Vertex splits its settings by sensitivity:

  • The credential path is a pointer to a secret and lives in ~/.hermes/.env.
  • Project ID and region are non-secret routing settings and live in ~/.hermes/config.yaml.

~/.hermes/.env:

bash
# One of these (checked in this order); omit both to use ADC:
VERTEX_CREDENTIALS_PATH=/path/to/service-account.json
GOOGLE_APPLICATION_CREDENTIALS=/path/to/service-account.json

~/.hermes/config.yaml:

yaml
model:
  default: google/gemini-3-flash-preview
  provider: vertex

vertex:
  project_id: my-gcp-project   # blank → use the project embedded in the credentials
  region: global               # "global" is required for the Gemini 3.x previews

:::tip Environment variables win over config.yaml VERTEX_PROJECT_ID and VERTEX_REGION override the vertex.project_id / vertex.region values in config.yaml. Use them for per-shell overrides; keep the durable settings in config.yaml. :::

How authentication works

  1. Hermes resolves credentials in this order: VERTEX_CREDENTIALS_PATHGOOGLE_APPLICATION_CREDENTIALS → ADC.
  2. It mints an OAuth2 access token (cloud-platform scope) and caches it, refreshing when the token is within 5 minutes of expiry.
  3. The token is handed to a standard OpenAI client pointed at the Vertex endpoint:
    text
    https://aiplatform.googleapis.com/v1beta1/projects/{project}/locations/{region}/endpoints/openapi
    
    Regional locations use a {region}-aiplatform.googleapis.com host instead.
  4. If a session runs longer than the token lifetime and a request returns 401, Hermes re-mints the token and retries automatically. On a long-running gateway, if ADC's refresh token has itself expired, Hermes falls back to the service-account JSON when one is configured.

Available Models

Vertex requires the google/ vendor prefix on model IDs. The hermes model picker offers:

ModelID
Gemini 3.1 Pro Previewgoogle/gemini-3.1-pro-preview
Gemini 3 Pro Previewgoogle/gemini-3-pro-preview
Gemini 3 Flash Previewgoogle/gemini-3-flash-preview
Gemini 3.1 Flash Lite Previewgoogle/gemini-3.1-flash-lite-preview
Gemini 2.5 Progoogle/gemini-2.5-pro
Gemini 2.5 Flashgoogle/gemini-2.5-flash

:::note global region for Gemini 3.x The Gemini 3.x preview models are served through the global endpoint. Regional endpoints (us-central1, etc.) may 404 them. Leave region: global unless you have a specific reason to pin a region. :::

Switching Models Mid-Session

text
/model google/gemini-3-pro-preview
/model google/gemini-3-flash-preview

/model switches among already-configured providers and models; it does not collect new credentials. Configure Vertex with hermes model first.

Reasoning / Thinking

Vertex exposes Gemini's thinking budget through the OpenAI-compatible surface. Hermes maps its reasoning-effort setting onto extra_body.google.thinking_config automatically, so reasoning_effort works the same way it does on other Gemini surfaces.

Diagnostics

bash
hermes doctor

The doctor reports whether Vertex credentials can be resolved (service-account path or ADC) and whether the provider is configured.

Troubleshooting

"Vertex AI credentials could not be resolved"
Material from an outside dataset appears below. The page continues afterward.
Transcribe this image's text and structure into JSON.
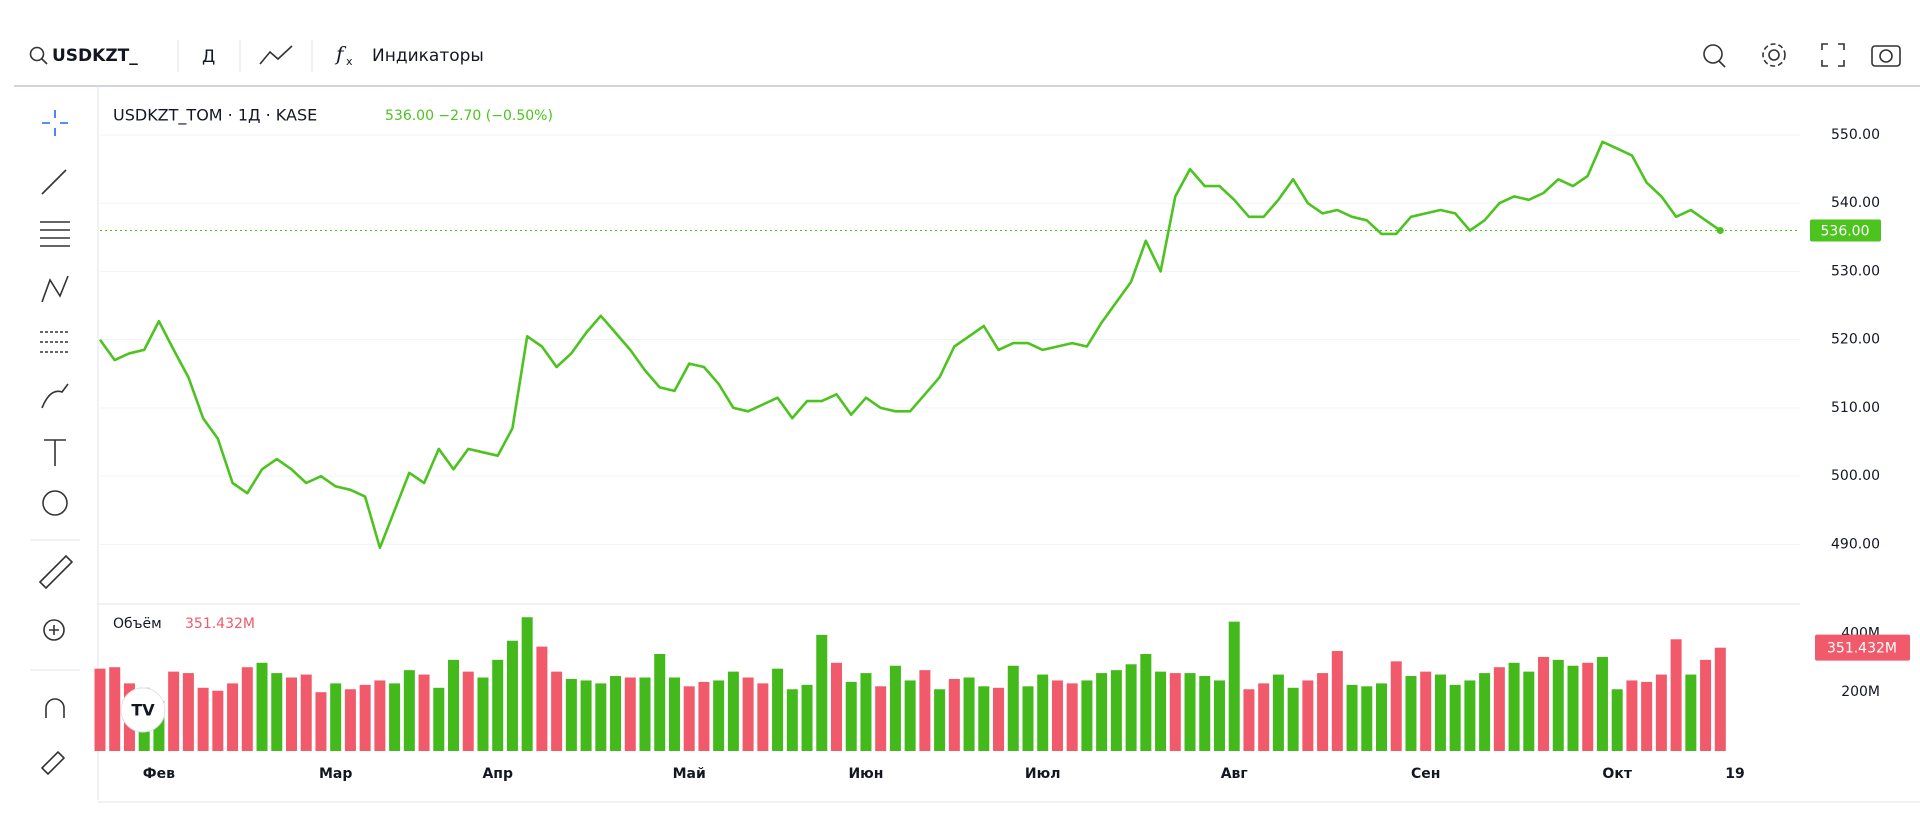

Hermes found neither a service-account JSON nor working ADC. Either set VERTEX_CREDENTIALS_PATH in ~/.hermes/.env, or run gcloud auth application-default login. If your project isn't embedded in the credentials, set vertex.project_id in config.yaml.

google-auth not installed

Install the extra: pip install 'hermes-agent[vertex]'. Hermes also lazy-installs it the first time you select the Vertex provider.

404 on Gemini 3.x models

You are probably on a regional endpoint. Set region: global in the vertex: section of config.yaml (or unset VERTEX_REGION).

403 / permission denied

The service account (or your ADC identity) needs the roles/aiplatform.user role on the project, and the Vertex AI API must be enabled for that project.